Recovery Using Structure Rebuild

Some structures can be rebuilt automatically when either a CF failure or a CF link failure occurs. These include IRLM lock structures, OSAM and VSAM cache structures, and IMS shared-queues structures. The example in Figure 27-17 on page 491 uses an IRLM lock structure.

Figure 27-17. Three IMSs on Three z/OSs Sharing One IRLM Lock Structure on a Coupling Facility

Figure 27-17 shows an IRLM structure on CF1 before a CF failure.

Figure 27-18 on page 492 shows a scenario where CF1 (on which the IRLM structure resides) fails. When the CF fails, the system automatically recognizes the loss and rebuilds the lock structure on another CF (CF2). Each IRLM retains the information necessary to restore its lock information in the structure. The IRLMs together rebuild the lock structure on another CF. Data sharing is resumed. Similar rebuild and recovery occurs for OSAM, VSAM, and shared-queue structures.

Figure 27-18. IRLM Structure on Failed Coupling Facility Is Rebuilt on Another Coupling Facility

In Figure 27-19 on page 492, the CF does not fail. Instead, the connectivity between one of the processors and the CF fails. This case is treated the same as the loss of the CF. That is, the system automatically rebuilds the structure on another CF. All processors have connectivity to this CF. This means that data sharing can continue. Similar rebuild and recovery occurs for OSAM, VSAM, and shared-queue structures.

Figure 27-19. IRLM Structure Rebuilt on Another Coupling Facility After a Connectivity Failure

Recovery Using Structure Duplexing

Fast Path shared VSO does not rebuild its cache structures. Instead, it relies on a duplicate copy to provide failure survival. The duplicate copy can be created in either of two ways.
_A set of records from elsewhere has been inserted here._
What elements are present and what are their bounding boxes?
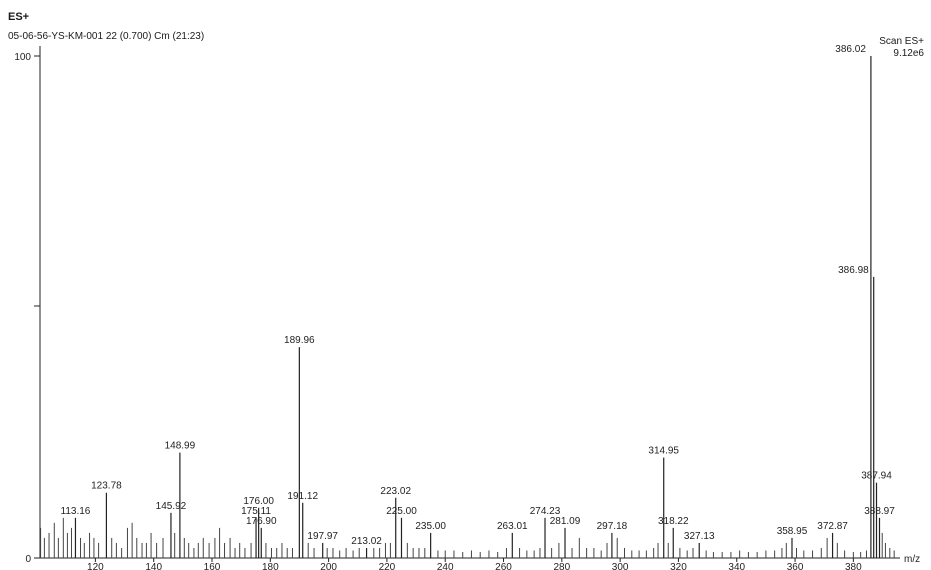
peak-label: 327.13 <box>684 531 715 542</box>
peak-label: 297.18 <box>597 521 628 532</box>
peak-label: 274.23 <box>530 506 561 517</box>
peak-label: 123.78 <box>91 481 122 492</box>
x-tick-label: 200 <box>320 562 337 570</box>
minor-peaks-group <box>40 517 895 558</box>
peak-label: 386.02 <box>835 44 866 55</box>
x-tick-label: 260 <box>495 562 512 570</box>
peak-label: 176.00 <box>243 496 274 507</box>
peak-label: 263.01 <box>497 521 528 532</box>
x-tick-label: 300 <box>612 562 629 570</box>
scan-mode-label: Scan ES+ <box>879 36 924 47</box>
peak-label: 358.95 <box>777 526 808 537</box>
peak-label: 386.98 <box>838 265 869 276</box>
peak-label: 235.00 <box>415 521 446 532</box>
x-tick-label: 120 <box>87 562 104 570</box>
sample-description: 05-06-56-YS-KM-001 22 (0.700) Cm (21:23) <box>8 31 204 42</box>
peak-label: 314.95 <box>648 446 679 457</box>
peak-label: 318.22 <box>658 516 689 527</box>
peak-label: 281.09 <box>550 516 581 527</box>
peak-label: 213.02 <box>351 536 382 547</box>
x-tick-label: 140 <box>145 562 162 570</box>
x-tick-label: 320 <box>670 562 687 570</box>
x-ticks-group: 120 140 160 180 200 220 240 260 280 300 320 340 360 3… <box>87 558 862 570</box>
x-tick-label: 180 <box>262 562 279 570</box>
peak-label: 113.16 <box>61 506 91 517</box>
y-tick-label: 0 <box>25 554 31 565</box>
peak-label: 197.97 <box>307 531 338 542</box>
peak-label: 189.96 <box>284 335 315 346</box>
peak-label: 145.92 <box>156 501 187 512</box>
x-tick-label: 240 <box>437 562 454 570</box>
peak-label: 388.97 <box>864 506 895 517</box>
x-tick-label: 280 <box>553 562 570 570</box>
peak-label: 223.02 <box>380 486 411 497</box>
x-axis-label: m/z <box>904 554 920 565</box>
ionization-mode-label: ES+ <box>8 11 29 23</box>
peak-label: 191.12 <box>287 491 318 502</box>
base-peak-intensity: 9.12e6 <box>893 48 924 59</box>
peak-label: 175.11 <box>241 506 271 517</box>
peak-label: 372.87 <box>817 521 848 532</box>
x-tick-label: 160 <box>204 562 221 570</box>
labeled-peaks-group <box>74 56 881 558</box>
x-tick-label: 360 <box>787 562 804 570</box>
peak-label: 148.99 <box>165 441 196 452</box>
y-ticks-group: 0 100 <box>14 52 40 565</box>
peak-label: 387.94 <box>861 471 892 482</box>
x-tick-label: 220 <box>379 562 396 570</box>
peak-label: 176.90 <box>246 516 277 527</box>
peak-label: 225.00 <box>386 506 417 517</box>
x-tick-label: 380 <box>845 562 862 570</box>
y-tick-label: 100 <box>14 52 31 63</box>
x-tick-label: 340 <box>728 562 745 570</box>
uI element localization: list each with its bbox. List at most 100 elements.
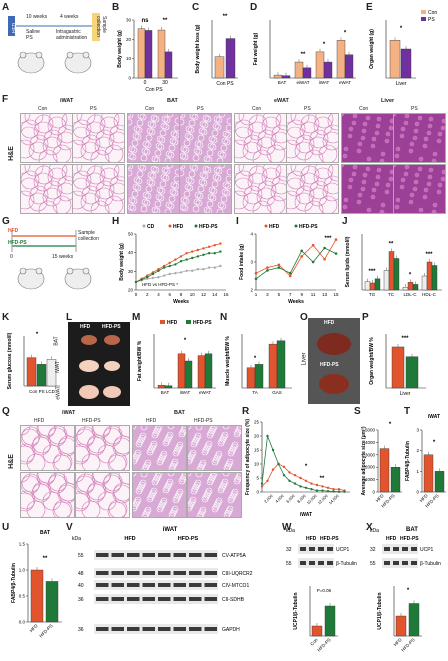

Fast Path can build two structures. This is called user-managed duplexing.
By using appropriate hardware prerequisites, you can have the system build duplexed structures. This is system-managed duplexing. System-managed duplexing is also available for IRLM lock structures and shared-queues structures.

Figure 27-20 shows a duplexed DEDB VSO structure on two coupling facilities that are being shared by three IMSs.

Figure 27-20. Shared VSO Structure Duplexed on Two Coupling Facilities

If a CF is lost (as shown in Figure 27-21 on page 494), then a duplicate structure on another CF is used. With system-managed duplexing, a duplicate is immediately built if another CF is available. If another CF is not available, a duplicate structure is built when another CF becomes available.

Figure 27-21. System-Managed Duplicate Shared VSO Structure Is Used After a Coupling Facility Failure

Similarly, if connectivity to a CF is lost, then the use of its structure is discontinued. The duplicate structure on another CF is used instead.